Lead toxicity has been a subject of interest for environmental scientists because of its toxic effect on plants, animals, and humans. An increase in several lead related industrial activities and use of lead containing products such as agrochemicals, oil and paint, mining, etc can lead to lead contamination in the environment and thereby, can enter the food chain. Being one of the most toxic heavy metals, lead ingestion via the food chain has proven to be a potential health hazard for plants and humans. A study found that soils in industrial areas are severely polluted with lead (7.3–445 mg/kg) in Bangladesh.
A high concentration of lead has been found in fish and leafy and non-leafy vegetables collected from different areas. Lead contamination was also found in cereals, chicken, duck eggs, cow milk and a host of other foods tested during the research, said the review, adding that Bangladesh is exposed to almost all pathways of lead contamination. A national programme must be taken up to detect lead in the bloodstream. There are needs for coordination among the concerned government, non-government and development partners in this regard.

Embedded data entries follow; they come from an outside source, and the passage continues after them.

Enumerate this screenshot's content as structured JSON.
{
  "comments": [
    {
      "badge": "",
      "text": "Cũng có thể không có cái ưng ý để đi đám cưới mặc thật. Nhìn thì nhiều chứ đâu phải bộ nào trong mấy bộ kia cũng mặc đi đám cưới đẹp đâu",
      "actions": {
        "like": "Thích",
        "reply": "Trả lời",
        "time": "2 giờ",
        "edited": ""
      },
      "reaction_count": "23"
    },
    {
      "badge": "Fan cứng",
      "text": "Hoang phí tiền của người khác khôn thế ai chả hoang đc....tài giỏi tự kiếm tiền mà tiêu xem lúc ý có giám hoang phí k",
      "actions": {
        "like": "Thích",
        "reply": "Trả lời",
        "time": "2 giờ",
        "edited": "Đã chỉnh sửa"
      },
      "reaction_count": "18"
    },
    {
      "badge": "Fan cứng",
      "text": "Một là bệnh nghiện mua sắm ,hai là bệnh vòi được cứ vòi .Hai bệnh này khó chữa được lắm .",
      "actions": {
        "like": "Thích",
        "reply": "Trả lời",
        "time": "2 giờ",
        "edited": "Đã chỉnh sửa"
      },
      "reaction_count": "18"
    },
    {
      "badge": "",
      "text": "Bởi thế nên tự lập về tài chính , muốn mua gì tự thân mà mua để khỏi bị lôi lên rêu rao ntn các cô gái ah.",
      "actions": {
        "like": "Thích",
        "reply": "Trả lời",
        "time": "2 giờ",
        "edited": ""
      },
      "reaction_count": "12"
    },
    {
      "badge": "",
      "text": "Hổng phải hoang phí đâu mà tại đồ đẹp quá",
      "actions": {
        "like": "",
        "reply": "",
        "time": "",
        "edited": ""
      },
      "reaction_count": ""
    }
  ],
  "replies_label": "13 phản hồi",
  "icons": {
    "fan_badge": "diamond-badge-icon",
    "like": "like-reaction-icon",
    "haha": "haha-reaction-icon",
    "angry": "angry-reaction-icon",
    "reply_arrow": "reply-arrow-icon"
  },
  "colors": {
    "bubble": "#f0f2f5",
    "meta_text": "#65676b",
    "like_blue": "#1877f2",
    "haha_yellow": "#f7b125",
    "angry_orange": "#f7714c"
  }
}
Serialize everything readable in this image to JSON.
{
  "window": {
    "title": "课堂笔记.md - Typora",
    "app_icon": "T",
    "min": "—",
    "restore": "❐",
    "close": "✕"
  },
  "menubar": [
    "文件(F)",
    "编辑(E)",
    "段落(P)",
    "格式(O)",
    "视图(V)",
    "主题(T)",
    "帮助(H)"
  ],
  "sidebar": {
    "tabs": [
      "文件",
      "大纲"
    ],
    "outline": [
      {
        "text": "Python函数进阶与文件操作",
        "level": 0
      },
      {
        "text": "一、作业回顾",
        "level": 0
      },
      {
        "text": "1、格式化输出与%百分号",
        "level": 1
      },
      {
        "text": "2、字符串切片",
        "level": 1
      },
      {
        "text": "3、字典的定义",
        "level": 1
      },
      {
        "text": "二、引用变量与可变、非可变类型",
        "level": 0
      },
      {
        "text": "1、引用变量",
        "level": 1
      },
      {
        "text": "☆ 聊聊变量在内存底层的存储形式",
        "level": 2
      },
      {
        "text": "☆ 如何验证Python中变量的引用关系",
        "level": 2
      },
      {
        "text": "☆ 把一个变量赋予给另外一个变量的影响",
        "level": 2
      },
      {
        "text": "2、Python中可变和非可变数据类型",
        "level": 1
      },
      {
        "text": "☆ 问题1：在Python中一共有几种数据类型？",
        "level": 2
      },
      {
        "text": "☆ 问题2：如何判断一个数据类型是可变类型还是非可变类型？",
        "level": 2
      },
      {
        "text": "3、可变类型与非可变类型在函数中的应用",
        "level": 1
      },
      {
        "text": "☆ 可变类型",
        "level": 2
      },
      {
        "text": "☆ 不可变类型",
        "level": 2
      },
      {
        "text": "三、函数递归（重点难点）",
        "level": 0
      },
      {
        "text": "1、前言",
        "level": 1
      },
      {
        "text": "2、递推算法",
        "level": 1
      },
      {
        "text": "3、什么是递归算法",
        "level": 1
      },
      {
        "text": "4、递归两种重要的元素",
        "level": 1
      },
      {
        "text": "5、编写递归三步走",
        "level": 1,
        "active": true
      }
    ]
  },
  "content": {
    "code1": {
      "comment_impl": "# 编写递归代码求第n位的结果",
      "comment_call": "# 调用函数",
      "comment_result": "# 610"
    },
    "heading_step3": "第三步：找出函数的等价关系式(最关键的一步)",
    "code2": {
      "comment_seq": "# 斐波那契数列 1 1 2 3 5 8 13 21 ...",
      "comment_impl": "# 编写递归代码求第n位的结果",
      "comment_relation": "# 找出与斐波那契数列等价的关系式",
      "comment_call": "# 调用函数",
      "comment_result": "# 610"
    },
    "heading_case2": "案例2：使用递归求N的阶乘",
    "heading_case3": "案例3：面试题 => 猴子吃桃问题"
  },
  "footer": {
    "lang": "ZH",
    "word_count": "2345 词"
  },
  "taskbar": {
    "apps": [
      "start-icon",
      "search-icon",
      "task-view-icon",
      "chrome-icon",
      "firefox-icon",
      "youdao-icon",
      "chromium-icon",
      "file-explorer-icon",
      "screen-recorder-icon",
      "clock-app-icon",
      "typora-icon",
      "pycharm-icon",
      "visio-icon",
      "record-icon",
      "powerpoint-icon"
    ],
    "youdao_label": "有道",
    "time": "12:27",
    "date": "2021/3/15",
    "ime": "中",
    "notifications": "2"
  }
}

The season of sweet fruits is coming soon, and the use of carbides indiscriminately is already underway. Fruits ripened by calcium carbide have a good skin colour with high acidity and low sugar content but poorly developed flavour. It can cause various cancers. We should be cautious enough and wash the fruits thoroughly in running tap water. Peel out the skin of fruits. It is better to cut the fruits into pieces. Try to buy mature fruits directly from growers and ripen them at home in warm temperatures in contact with ripe ones. A study also showed that broiler meat and eggs showed the presence of antibiotic residue of various types at a high level. Only stopping indiscriminate antibiotic use in human medicine won’t stop deadly antibiotic resistance, since unknowingly it is entering the food chain. Antibiotic resistance is a dreadful situation and could be beyond our control in no time.

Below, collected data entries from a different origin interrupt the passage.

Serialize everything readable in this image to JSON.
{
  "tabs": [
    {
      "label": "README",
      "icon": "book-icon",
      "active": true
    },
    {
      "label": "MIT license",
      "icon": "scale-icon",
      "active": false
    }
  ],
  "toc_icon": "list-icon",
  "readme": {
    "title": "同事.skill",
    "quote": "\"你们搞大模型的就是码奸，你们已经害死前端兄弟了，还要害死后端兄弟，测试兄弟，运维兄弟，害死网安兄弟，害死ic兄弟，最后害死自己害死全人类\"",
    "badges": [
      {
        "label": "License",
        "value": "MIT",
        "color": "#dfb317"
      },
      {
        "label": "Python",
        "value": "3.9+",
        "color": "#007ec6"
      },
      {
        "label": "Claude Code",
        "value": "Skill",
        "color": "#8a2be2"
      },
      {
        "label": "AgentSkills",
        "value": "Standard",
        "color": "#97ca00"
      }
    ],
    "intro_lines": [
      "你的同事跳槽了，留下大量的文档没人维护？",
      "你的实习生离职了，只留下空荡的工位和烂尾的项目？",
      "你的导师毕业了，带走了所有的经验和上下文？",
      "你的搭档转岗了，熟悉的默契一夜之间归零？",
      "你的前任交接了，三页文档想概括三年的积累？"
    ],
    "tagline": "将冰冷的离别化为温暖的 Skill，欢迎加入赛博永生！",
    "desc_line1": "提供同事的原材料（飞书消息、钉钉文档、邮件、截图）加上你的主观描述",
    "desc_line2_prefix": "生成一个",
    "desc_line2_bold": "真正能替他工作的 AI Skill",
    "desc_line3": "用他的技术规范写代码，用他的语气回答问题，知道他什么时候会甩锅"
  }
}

Manpower should be increased in institutes and organisations like the BSTI and city corporations. Market monitoring must also be enhanced. Mobile courts should be put into action. Food courts should also be established. Prevailing laws should be applied strongly against culprits. Laboratory facilities for detection of adulterants in foods should be made available across the country. The role of media in raising awareness is huge. The vigilance by the mobile courts has to be everywhere, on a routine basis. On the part of consumers, one should be aware enough before purchasing any item. Anyone found guilty should be punished stringently under the purview of law so that no one dares to be a part of this dishonest and dangerous activity.
Dr Zubair Khaled Huq is a public health specialist.